2 - cut a left and right out side corner at perfect compound angles, turn them upside down on a flat surface, mate them perfect, measure the distance from the flat surface to the top of the moulding. thats how far you should have indicator marks down from the ceiling at the corners. if its not exact then your crown is out of square ( so to speak)in its position. that will cause your cope to not fit correct just as it is in your photo.
3 - if both the above are bang on then your mitre is off on the coped cut or needs finessing. adjust only the mitre to compensate not the bevel. as the previous poster stated.
2 pointers i teach my employees
before you recut, stop, study it and figure out why, then make indicator marks. dont just cut it shorter.
when coping, make your piece fit tight. if you back cut it alot, you can shave it down with a file, utility knife or just squish it in.
best of luck. let us know how you did.
Tmaxxx
Urban Workshop Ltd
Vancouver B.C.
cheers. Ill buy.
All the advice here is good. The trouble is there are so many variables in this type of situation and without being there it's hard to give you the right advice.
If there are gaps from the walll to crown or cieling to crown, that's not too much of a problem, you just float the wall to meet it as the previous poster said.
Keep in mind that when you change the cut one way or another on a compound angle, you change the size of the profile of the cope. You may want to do a regular cut and then hold up the piece of crown and keep scribing and whittling away till it fits.
A method I came up with for getting better corners, both inside and out, is to attach the first piece of crown only in the middle so there is play on the ends. Cut your next piece and set it on some sort of support somewhere in the middle of the piece, I use a nail driven into the wall and cieling right on the lines of where the crown is to go. Now you can play with both corners and adjust them to fit with the one piece able to slide in and out a bit accordingly. Have your gun ready in one hand as you hold the correct fitted corners in the other. I realize this is a bit unorthadox but throughout the years it has worked very well for me. I usually use an inside "test" piece that is about 24" and coped on both ends and then fit the loose hanging ends of the crown.
When I do prefinished on cabinetry I always miter the inside corners.

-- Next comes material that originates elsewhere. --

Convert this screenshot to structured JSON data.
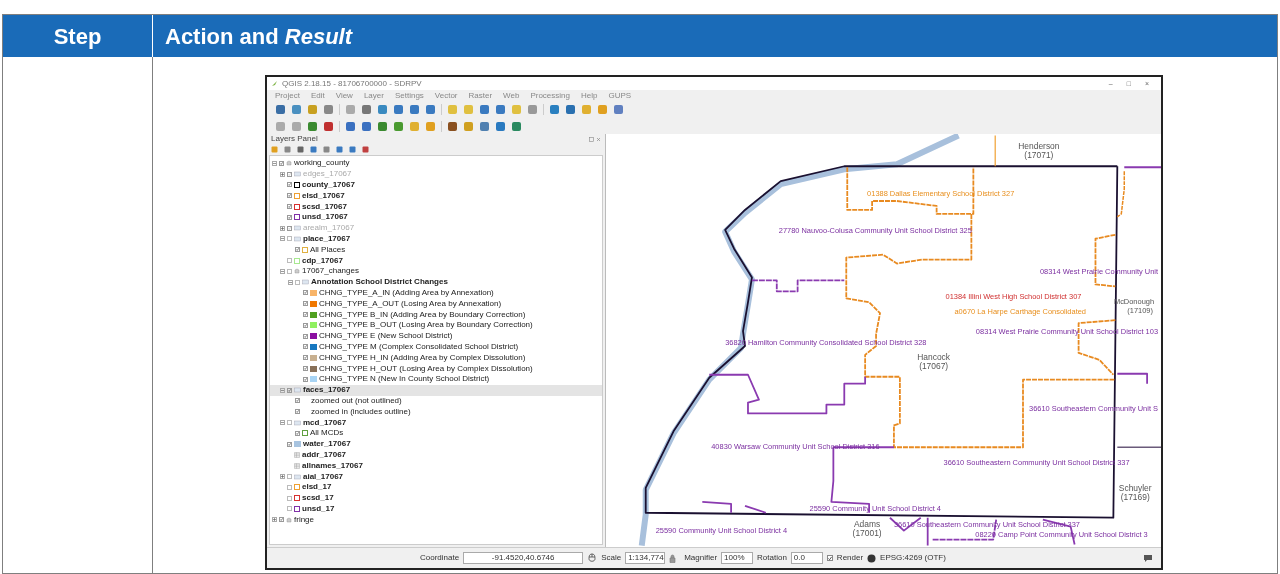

Bruce, if you're cutting it laying flat on the miter saw, you've probably got the wrong angles...If you're cutting it upside down and backwards, you're not bedding the crown high enough up the wall...or you're not bedding it right in the saw...nice, clean cope, though<G> I need a dump truck, baby, to unload my head
Thanks Guys, I did not notice at the time, but I think you are right about my not having cut that miter correctly (I cut upside-down & backwards) before I coped it. The other three corners were correct, but this last one did not fit and I assumed that my cope was correct and that the top edge of the under-piece must have been twisted. Looking again at the picture, I see that if I had been able to rotate the first piece counter-clockwise to meet the coped one at the top, it would not have matched the profile.I appreciated the suggestions to use a mitered corner of scrap pieces to make indicator marks down from the ceiling at each corner, but what do you do with a case like this where the ceiling rises for the last 10" or so into that corner? I did not notice that until I put the first piece upBy the way, I used a 23ga pinner (Cadex)to tack the pieces in place for fitting. Worked great and where adjustments were necessary it was easy to pull the piece back down without damaging anything.BruceT
Edited 7/14/2006 2:22 am ET by BruceT999
To my eye ,it appears that the piece on the right is not installed at the correct spring angle. Take a short piece of crown,about a foot long,then hold it against one corner making sure the top and bottom edge hit the wall and ceiling. Mark the bottom edge, then do the opposite corner.Both bottom marks should line up.
I cope, which it appears you also did.I take the same short piece of crown and mark the wall in several places. I do not nail the last two or three feet of crown.This gives you a bit of play to get a good fit.The coped piece gets nailed closer to the end,this pushes into the first one for a tight fit.